Mayor Frey said the 30-minute meeting with Homan, which also included the city’s police chief, was constructive. In a statement, Frey said he reiterated his demand that Operation Metro Surge—the federal enforcement campaign that flooded Minneapolis with agents—“come to an end as quickly as possible.”
“We agreed to stay in close contact,” Frey added, striking a notably more conciliatory tone than in previous exchanges with federal officials.
Governor Walz echoed that sentiment after his own meeting with Homan, saying he laid out Minnesota’s priorities, including impartial investigations into both fatal shootings and a reduction in the roughly 3,000 federal agents deployed across the city. Walz said he and Homan agreed to continue working toward those goals.
Behind the scenes, the president spent much of the weekend consulting advisers to reassess the administration’s response to Pretti’s killing, according to White House officials. Some advisers privately warned that the incident risked derailing Trump’s broader immigration agenda.
Initial reactions from within the administration drew sharp criticism. As with the earlier killing of Good, some officials publicly labeled Pretti a “domestic terrorist,” a claim later undermined by witness videos verified by Reuters showing that he posed no immediate threat at the time of the shooting.

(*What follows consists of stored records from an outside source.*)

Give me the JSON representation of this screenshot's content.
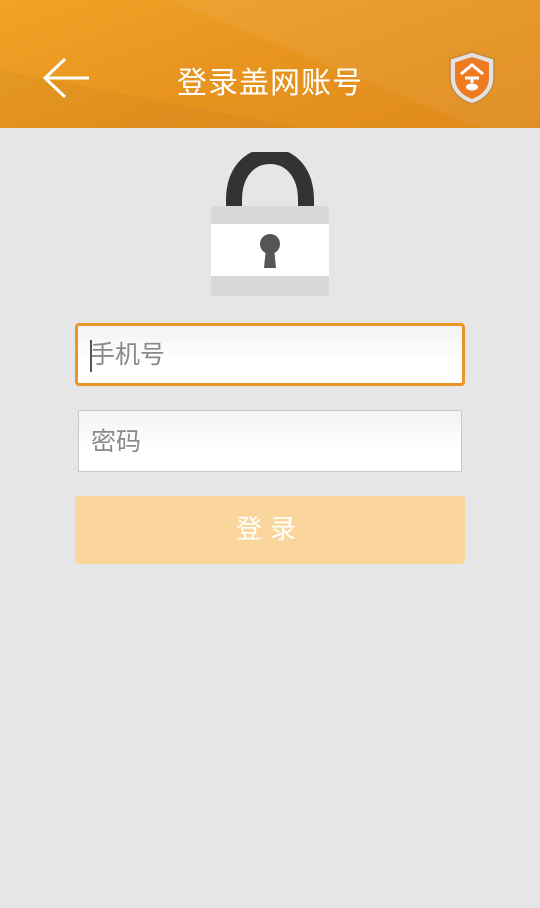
{
  "header": {
    "title": "登录盖网账号",
    "back_icon": "back-arrow-icon",
    "shield_icon": "shield-logo-icon",
    "background_color": "#e8951f"
  },
  "lock_icon": "padlock-icon",
  "form": {
    "phone": {
      "placeholder": "手机号",
      "value": ""
    },
    "password": {
      "placeholder": "密码",
      "value": ""
    },
    "login_label": "登录",
    "accent_color": "#e99528",
    "button_color": "#fad69c"
  }
}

Discussions inside the White House reportedly included reducing the federal footprint in Minnesota, tightening the mission scope, improving coordination with state authorities, and even requiring immigration officers to wear body-worn cameras—an idea that would mark a significant policy shift.

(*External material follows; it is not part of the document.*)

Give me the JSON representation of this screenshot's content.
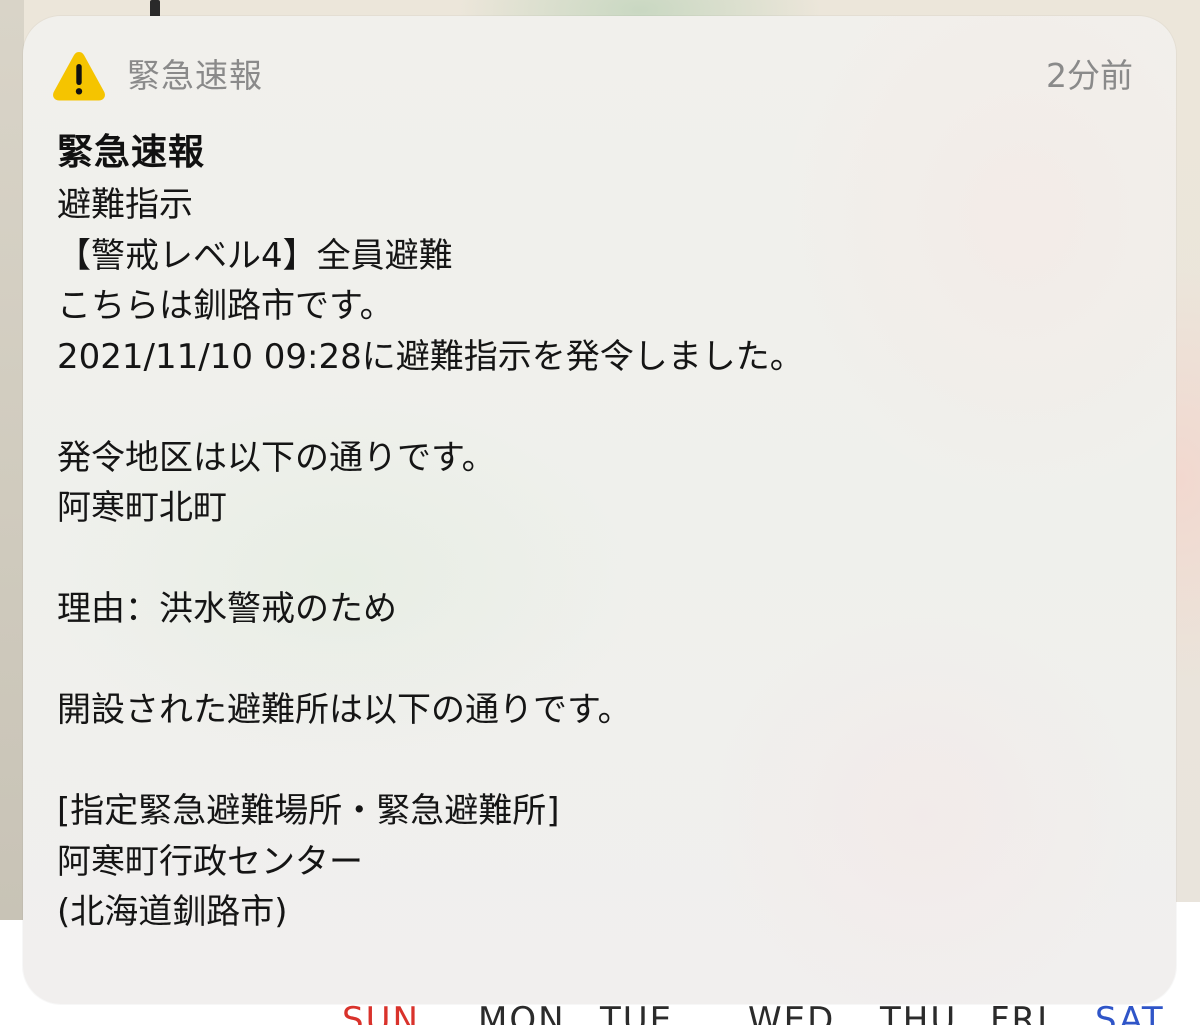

The political stakes are high. Pretti’s killing has become a full-blown crisis for Trump, with even some Republican lawmakers calling for investigations. Public anger has also been fueled by a warning late Monday from Minnesota’s chief federal judge, who threatened to hold the acting head of Immigration and Customs Enforcement, Todd Lyons, in contempt over the agency’s failure to comply with court-ordered bond hearings for detainees.

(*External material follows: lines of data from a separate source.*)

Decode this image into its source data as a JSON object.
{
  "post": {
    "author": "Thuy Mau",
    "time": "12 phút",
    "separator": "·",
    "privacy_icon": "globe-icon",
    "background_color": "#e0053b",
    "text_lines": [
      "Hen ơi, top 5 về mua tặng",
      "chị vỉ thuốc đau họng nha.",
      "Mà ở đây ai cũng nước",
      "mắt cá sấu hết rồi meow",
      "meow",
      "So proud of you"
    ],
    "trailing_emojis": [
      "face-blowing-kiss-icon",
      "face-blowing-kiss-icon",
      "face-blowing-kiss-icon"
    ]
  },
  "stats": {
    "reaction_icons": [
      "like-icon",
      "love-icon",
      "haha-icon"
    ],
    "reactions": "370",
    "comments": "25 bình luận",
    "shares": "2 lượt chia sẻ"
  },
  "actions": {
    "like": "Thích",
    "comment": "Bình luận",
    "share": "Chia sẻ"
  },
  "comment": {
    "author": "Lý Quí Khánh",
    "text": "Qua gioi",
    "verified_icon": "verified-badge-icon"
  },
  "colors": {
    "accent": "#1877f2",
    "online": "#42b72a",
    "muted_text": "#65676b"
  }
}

Polling suggests public support for Trump’s hardline immigration tactics was already slipping before the latest shooting. A Reuters/Ipsos survey showed further erosion in backing afterward, putting Republicans on the defensive as they fight to preserve narrow congressional majorities in the midterms.
Trump also met privately for two hours Monday evening with Homeland Security Secretary Kristi Noem after she requested the meeting, according to a source familiar with the discussion. While the White House has offered few details, the meeting underscored the internal strain created by the fallout.
In public, Trump has adopted a more measured tone. He described recent conversations with Walz and Frey as productive and expressed sympathy for Pretti’s family, saying he would be “watching over” the investigation. At the same time, he defended Noem and ruled out her resignation.
Democratic leaders have escalated pressure, with the top three House Democrats warning they would initiate impeachment proceedings against Noem unless Trump removes her from office. Any such move would require Republican support to advance.
Privately, however, Trump has instructed advisers not to attack Pretti or publicly defend the agents’ actions, sources said, distancing himself from earlier comments by senior aides that characterized Pretti as an imminent threat despite contradictory video evidence.
Federal officials maintain that agents acted in self-defence, claiming Pretti approached them with a handgun. Video footage shows him holding a phone as agents wrestled him to the ground. A firearm was later recovered from his waistband; Pretti was a licensed gun owner who lived nearby.
Gun rights groups have pushed back against suggestions from administration officials that Pretti should not have been armed, exposing a rare rift between Republicans and a key conservative constituency during an election year.
As Homan begins his delicate mission in Minneapolis, the administration faces a narrowing path: restoring order without further inflaming tensions, while trying to salvage an immigration agenda increasingly under political and legal siege.